To be considered successful, the target for the CLI (including CooL) is a 5% weight loss, as set by the Dutch Partnership Overweight (Dutch: PON), an advisory body for the Dutch government on obesity related health issues. We categorized the outcomes on weight: 5% weight loss or more, between 0 and 5% weight loss, weight stabilization or weight gain to map the percentage of participants with weight loss.

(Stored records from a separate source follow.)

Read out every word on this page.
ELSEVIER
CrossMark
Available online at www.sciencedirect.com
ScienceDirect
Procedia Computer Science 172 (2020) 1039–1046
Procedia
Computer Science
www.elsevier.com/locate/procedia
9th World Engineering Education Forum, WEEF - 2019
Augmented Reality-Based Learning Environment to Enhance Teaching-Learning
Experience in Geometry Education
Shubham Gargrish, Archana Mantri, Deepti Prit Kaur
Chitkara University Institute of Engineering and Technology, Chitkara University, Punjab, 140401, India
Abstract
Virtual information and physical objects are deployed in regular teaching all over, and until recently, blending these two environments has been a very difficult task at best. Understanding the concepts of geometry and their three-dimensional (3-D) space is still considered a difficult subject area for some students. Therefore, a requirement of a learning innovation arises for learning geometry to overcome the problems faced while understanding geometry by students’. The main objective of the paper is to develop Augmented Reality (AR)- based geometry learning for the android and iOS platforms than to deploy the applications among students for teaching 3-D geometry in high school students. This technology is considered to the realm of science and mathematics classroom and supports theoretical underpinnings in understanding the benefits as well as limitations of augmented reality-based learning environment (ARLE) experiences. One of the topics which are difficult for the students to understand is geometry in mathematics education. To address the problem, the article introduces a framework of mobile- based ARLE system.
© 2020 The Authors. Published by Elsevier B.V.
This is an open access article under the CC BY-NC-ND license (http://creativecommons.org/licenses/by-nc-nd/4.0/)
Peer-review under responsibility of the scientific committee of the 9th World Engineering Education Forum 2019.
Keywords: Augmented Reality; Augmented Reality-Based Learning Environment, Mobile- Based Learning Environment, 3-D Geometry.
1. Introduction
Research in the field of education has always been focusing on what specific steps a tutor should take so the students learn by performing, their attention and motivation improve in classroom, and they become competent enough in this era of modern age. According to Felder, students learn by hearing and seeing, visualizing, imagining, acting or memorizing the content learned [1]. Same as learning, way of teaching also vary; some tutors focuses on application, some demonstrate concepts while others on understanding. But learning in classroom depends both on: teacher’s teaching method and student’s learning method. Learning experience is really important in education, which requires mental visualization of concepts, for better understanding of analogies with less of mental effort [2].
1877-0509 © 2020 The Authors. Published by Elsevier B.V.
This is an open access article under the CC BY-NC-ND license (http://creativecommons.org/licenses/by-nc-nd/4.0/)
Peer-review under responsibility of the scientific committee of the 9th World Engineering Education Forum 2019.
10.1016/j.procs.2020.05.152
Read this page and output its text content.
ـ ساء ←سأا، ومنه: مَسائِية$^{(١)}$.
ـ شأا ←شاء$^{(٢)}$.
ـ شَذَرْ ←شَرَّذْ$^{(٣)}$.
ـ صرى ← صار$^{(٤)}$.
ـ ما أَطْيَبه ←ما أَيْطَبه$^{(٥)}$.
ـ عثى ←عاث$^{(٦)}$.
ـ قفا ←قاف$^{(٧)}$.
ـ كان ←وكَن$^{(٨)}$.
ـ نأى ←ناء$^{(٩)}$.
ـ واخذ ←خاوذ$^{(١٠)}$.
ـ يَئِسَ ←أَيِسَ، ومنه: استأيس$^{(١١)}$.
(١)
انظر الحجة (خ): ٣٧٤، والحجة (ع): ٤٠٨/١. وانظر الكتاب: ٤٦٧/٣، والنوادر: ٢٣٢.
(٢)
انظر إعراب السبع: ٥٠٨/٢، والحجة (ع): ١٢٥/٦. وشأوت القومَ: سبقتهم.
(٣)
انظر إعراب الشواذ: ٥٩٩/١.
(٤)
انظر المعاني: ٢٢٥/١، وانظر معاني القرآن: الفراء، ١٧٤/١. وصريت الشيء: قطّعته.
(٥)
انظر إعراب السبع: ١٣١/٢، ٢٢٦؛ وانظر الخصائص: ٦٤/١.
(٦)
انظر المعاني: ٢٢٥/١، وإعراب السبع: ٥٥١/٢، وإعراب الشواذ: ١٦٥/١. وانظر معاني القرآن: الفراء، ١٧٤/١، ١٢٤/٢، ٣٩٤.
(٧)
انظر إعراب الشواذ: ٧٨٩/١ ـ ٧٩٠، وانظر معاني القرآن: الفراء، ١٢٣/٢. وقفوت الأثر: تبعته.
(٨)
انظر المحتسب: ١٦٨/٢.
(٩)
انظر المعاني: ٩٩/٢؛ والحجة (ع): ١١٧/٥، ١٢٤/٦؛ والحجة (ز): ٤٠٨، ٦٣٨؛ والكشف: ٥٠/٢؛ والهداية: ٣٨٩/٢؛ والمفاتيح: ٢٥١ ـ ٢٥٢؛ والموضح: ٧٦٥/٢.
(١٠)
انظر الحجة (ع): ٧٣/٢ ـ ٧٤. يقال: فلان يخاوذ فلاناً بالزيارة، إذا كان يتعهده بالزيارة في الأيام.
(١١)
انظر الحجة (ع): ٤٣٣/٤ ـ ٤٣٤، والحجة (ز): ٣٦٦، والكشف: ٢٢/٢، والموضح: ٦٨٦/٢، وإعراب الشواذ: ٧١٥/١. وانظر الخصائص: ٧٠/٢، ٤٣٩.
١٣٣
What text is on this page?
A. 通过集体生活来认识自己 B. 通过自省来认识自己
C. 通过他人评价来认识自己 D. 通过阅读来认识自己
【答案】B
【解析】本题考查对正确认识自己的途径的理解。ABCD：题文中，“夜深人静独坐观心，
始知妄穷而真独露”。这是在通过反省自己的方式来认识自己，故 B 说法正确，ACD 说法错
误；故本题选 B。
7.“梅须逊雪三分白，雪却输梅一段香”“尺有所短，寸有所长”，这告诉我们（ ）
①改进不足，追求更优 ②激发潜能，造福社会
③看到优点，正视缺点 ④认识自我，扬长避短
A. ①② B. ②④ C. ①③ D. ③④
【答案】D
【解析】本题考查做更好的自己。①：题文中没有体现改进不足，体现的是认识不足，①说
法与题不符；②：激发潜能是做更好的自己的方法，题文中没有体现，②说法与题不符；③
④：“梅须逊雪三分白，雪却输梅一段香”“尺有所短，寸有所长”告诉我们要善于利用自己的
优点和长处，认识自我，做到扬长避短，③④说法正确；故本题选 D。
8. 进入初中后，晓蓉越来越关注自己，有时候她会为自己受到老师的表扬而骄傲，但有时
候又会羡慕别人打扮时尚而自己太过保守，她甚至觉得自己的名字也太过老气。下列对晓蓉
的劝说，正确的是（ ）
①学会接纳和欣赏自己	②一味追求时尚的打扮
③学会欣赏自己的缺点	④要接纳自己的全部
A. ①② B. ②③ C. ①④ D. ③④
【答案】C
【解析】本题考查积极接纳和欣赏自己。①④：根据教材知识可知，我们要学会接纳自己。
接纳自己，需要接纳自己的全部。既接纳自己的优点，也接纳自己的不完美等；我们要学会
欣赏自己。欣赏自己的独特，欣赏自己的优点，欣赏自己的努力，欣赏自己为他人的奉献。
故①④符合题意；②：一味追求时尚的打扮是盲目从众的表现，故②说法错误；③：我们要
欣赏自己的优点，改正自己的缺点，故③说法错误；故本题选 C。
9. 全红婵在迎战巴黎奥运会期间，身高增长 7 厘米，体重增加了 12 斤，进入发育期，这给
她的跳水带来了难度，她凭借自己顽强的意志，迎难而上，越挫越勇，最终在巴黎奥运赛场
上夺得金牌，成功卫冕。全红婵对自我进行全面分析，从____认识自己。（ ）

Next, we split the dataset in two subgroups: pre-COVID and during-COVID to enable comparison of differences from T0 to T1 between participants that were potentially impacted by COVID-19 and those that were not impacted by COVID-19. For all these differences we performed independent T-tests comparing subgroups. All T-tests were performed using SPSS- software (version 27). Missing data were excluded from the statistical analyses, because these cases could not be included in the calculation of the differences between T0 and T1.
Ethics
This study was submitted to and approved by the Research Ethics Committee of the Faculty of Health, Medicine and Life Sciences of Maastricht University (FHML-REC/2019/073). All participants gave their informed consent for their anonymised personal data to be used for research purposes.
Funding
No funding was provided for this research.